Mahler's symphony erects a monument to the immortality of the soul. The finalé presents the Last Judgement and the earth-shaking vision of the resurrection, set in musical notes. To deliver his message of cosmic significance, Mahler employs in this work an ensemble larger than any previously seen before. In addition to the enormous orchestra, he also makes use of soloists and a chorus, and the length of the work also grew to an epic scale. As the composer himself said, the first movement of the Second Symphony, a vision of death, is a funeral march - for the hero of his Symphony No. 1. This is the first manifestation of Mahler's idea that he was composing a single grand work for his entire life, and that each symphony was an organic continuation of the last. The Symphony No. 2 opens the series of so-called 'Wunderhorn symphonies', in which Mahler set the text of the collection of folk poetry Des Knaben Wunderhorn to music.
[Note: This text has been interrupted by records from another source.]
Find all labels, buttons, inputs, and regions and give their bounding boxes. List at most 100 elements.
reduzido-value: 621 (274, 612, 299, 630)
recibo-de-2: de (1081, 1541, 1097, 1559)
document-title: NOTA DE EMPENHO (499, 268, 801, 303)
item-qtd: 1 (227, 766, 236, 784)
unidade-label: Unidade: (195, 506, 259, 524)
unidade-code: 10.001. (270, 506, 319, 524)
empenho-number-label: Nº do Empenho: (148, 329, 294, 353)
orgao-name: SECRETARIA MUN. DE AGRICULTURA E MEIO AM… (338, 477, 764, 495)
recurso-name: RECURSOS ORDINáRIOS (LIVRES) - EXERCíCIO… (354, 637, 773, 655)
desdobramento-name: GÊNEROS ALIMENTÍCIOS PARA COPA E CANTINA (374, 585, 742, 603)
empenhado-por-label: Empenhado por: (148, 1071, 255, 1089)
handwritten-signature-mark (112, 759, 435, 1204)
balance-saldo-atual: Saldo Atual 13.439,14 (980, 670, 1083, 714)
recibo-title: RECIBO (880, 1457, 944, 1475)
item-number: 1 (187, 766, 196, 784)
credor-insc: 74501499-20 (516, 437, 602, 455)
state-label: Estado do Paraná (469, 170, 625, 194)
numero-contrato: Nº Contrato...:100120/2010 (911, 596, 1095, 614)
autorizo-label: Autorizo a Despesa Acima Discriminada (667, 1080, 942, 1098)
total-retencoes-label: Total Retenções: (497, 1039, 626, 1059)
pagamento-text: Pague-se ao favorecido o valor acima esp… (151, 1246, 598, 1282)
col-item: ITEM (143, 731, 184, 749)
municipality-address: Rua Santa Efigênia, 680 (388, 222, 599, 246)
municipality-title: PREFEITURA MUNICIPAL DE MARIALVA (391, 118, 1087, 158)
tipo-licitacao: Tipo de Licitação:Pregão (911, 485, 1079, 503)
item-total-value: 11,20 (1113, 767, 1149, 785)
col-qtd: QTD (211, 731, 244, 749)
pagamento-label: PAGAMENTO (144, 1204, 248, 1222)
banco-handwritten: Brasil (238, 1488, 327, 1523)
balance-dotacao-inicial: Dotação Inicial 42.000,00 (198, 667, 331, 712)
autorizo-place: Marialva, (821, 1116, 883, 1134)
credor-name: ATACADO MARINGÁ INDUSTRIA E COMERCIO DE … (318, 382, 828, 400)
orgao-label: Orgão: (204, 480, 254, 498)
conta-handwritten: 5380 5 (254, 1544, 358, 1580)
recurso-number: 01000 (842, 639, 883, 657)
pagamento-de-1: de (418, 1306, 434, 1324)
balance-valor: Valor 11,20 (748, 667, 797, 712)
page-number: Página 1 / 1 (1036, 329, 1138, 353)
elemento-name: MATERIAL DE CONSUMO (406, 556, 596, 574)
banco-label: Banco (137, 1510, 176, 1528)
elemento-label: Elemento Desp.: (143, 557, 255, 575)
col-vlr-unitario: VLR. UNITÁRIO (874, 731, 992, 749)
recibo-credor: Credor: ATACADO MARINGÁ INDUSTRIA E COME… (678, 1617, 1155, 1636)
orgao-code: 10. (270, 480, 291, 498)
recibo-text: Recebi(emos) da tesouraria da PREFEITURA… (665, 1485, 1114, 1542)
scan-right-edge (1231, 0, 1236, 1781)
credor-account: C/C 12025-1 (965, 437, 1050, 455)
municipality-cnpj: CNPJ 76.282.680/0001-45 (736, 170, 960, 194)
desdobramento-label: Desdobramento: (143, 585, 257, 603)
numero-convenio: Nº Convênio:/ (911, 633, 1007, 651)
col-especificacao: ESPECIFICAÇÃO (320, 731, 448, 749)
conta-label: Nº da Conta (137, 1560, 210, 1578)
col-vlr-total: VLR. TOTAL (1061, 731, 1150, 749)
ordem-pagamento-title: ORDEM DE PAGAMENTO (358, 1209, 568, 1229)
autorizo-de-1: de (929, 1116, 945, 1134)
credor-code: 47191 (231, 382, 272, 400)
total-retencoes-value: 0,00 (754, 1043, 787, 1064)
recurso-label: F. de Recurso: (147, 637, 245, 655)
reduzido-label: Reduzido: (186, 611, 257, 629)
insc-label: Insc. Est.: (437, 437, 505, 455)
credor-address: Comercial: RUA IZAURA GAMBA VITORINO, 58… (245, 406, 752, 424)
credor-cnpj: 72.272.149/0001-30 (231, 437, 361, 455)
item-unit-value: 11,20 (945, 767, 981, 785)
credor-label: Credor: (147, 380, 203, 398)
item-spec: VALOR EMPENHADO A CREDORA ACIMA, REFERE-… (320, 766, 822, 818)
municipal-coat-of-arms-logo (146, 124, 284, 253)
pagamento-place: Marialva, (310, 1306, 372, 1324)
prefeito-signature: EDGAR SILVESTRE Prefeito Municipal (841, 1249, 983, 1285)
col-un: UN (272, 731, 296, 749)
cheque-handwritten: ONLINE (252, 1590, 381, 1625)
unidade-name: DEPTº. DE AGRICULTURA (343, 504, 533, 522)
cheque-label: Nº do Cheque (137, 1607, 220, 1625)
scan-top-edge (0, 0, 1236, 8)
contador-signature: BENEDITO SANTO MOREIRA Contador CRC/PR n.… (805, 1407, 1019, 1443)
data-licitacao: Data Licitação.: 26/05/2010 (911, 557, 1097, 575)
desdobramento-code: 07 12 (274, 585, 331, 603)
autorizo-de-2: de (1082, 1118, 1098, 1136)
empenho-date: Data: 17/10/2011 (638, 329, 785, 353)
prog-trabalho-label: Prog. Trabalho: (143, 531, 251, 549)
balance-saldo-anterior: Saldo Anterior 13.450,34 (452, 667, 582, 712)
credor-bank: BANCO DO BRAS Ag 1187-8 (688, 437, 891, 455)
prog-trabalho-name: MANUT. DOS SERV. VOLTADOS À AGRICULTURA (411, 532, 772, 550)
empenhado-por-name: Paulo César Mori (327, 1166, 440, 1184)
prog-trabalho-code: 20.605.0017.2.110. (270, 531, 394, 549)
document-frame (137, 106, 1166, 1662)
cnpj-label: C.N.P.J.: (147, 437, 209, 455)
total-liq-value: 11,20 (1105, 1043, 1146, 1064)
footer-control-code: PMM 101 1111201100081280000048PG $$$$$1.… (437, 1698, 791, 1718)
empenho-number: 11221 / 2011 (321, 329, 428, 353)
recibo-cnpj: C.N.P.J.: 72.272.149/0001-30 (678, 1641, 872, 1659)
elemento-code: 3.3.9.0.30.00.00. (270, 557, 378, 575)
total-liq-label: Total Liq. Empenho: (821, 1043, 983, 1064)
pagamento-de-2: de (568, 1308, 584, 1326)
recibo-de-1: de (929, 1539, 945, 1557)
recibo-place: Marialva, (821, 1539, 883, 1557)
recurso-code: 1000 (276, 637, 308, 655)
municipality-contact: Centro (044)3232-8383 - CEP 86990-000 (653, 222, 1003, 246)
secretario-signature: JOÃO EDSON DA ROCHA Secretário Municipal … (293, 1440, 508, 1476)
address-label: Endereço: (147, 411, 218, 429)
In its closing passage radiating apotheosis and heavenly delight, the finalé, which is partly composed to Mahler's own text and partly to excerpts from Klopstock's ode, relays the joyful news with a chorus, soloists and the sounds of an organ and ringing bells: 'Rise again, yes, rise again / This you will do, my heart, in an instant!'
The lamenting alto solo of the fourth movement, entitled Urlicht (Ancient light), will be sung by Andrea Szántó, who will be joined by Klára Kolonits in the finalé.